DIDIER FAVRE. L’héritage syndical des Jaunes apparaît avant tout lexical ! Selon la définition du dictionnaire (le Robert), un jaune est un « ouvrier qui refuse de prendre part à une grève ». C’est un vocabulaire dont usent volontiers les syndicalistes, par exemple, les jusqu’au-boutistes d’une grève envers ceux d’une autre confédération partisans de la reprise du travail ou de la négociation avec le patron.
Cependant, si l’on se place du point de vue historique, un héritage indirect est envisageable.

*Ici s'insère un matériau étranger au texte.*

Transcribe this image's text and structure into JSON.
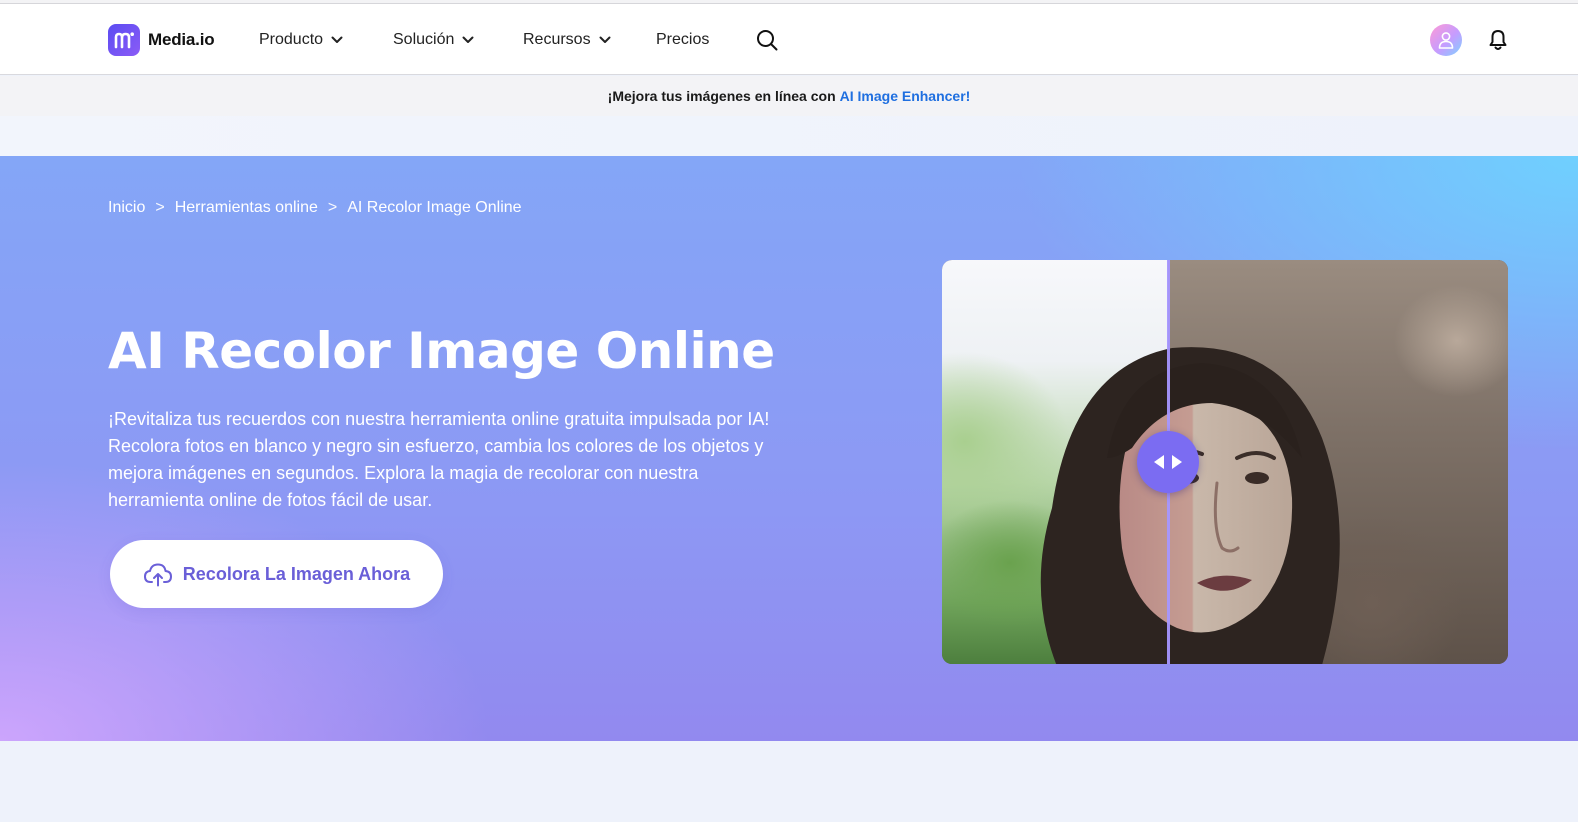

Les syndicats jaunes de Biétry se sont à peine effondrés que se forment des groupements de syndicats libres ou indépendants qui, eux aussi, se dressent contre l’action et l’idéologie de la CGT. Et il serait possible de suivre l’existence, tout au long du xxe siècle, de ces fédérations ou confédérations de syndicats à l’existence souvent éphémère et chaotique qui rassemblent, selon les époques et les circonstances, un nombre non négligeable de travailleurs, au point d’inquiéter la CGT.
Plus que d’un « pré-fascisme », pour reprendre l’expression de l’historien Zeev Sternhell, il nous semble que les syndicats jaunes sont davantage la première manifestation de ce courant syndical marginal qui se définit comme partisan d’une entente sincère entre les classes, tout en étant anti-collectiviste (suivant les formules socialistes ou communistes), foncièrement hostile aux interventions de l’État dans la vie économique et sociale, défenseur de l’indépendance syndicale (ce qui n’exclut pas, en pratique, dérives et compromissions avec des forces politiques marquées à droite), non-confessionnel et fier d’afficher son patriotisme.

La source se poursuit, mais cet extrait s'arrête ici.